Two stories today in Inside Higher Ed are all the more powerful for their proximity.

Not only are mid-tier schools, without strong brands or big endowments, beginning to suffer, but the numbers of international students on American campuses is growing rapidly.

Here’s the summary from Inside Higher Ed:

IHE-Articles

What’s interesting about both articles is the room for rationalization. Loyola writes off their challenges to moving their discount rate from 57% to 55% over a period of years. Yeah, that’s the reason 300 students didn’t show up.

And the dominance of international students? Clearly relegated to graduate engineering programs. And who cares about those?
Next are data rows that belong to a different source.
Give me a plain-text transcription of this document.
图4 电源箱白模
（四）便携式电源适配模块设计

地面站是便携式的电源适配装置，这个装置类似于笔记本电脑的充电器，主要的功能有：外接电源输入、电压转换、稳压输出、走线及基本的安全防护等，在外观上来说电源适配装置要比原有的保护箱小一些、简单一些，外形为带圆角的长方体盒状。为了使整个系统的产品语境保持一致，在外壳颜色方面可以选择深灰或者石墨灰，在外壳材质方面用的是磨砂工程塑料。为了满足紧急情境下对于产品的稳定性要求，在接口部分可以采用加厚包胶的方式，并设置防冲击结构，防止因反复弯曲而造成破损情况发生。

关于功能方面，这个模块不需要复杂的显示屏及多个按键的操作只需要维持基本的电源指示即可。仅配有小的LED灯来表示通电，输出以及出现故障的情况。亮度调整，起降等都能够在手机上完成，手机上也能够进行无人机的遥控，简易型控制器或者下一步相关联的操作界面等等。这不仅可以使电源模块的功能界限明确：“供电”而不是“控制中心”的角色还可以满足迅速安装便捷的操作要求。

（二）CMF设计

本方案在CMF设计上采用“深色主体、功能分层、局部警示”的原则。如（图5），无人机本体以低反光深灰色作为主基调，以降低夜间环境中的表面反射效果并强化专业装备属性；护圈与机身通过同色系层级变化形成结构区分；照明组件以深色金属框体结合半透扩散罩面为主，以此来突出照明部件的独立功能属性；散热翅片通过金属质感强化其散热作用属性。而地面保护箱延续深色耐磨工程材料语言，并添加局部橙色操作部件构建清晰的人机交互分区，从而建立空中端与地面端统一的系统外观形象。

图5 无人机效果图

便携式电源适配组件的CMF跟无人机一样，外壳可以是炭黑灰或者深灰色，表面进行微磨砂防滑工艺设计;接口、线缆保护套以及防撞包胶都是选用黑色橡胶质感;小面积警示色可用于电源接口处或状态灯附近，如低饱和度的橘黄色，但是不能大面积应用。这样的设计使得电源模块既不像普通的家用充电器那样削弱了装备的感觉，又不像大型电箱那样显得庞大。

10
Friends who teach ESL (English as a Second Language) have been tracking the growth in international students over the past few years. Clearly, cash-starved US institutions are taking more students from overseas who will pay full freight. And there are many millions who will sacrifice to get into top US institutions. The enrollments in first-year English courses designed for international students reflect this growth…where there were once a section or two for non-English speakers there are now mini-programs staffed with instructors and tutors, processing hundreds of students.

Maybe Loyola New Orleans needs to do more recruiting in hot and steamy China. And maybe their brand is strong enough to draw those highly name-conscious students…

Combined, these stories paint a dim future for the bottom 75% of private US institutions as the number of traditional US students slowly sinks (just demographics), their choices go up (Straighterline, SNHU, Dream Degree…), and price sensitivity goes WAY up.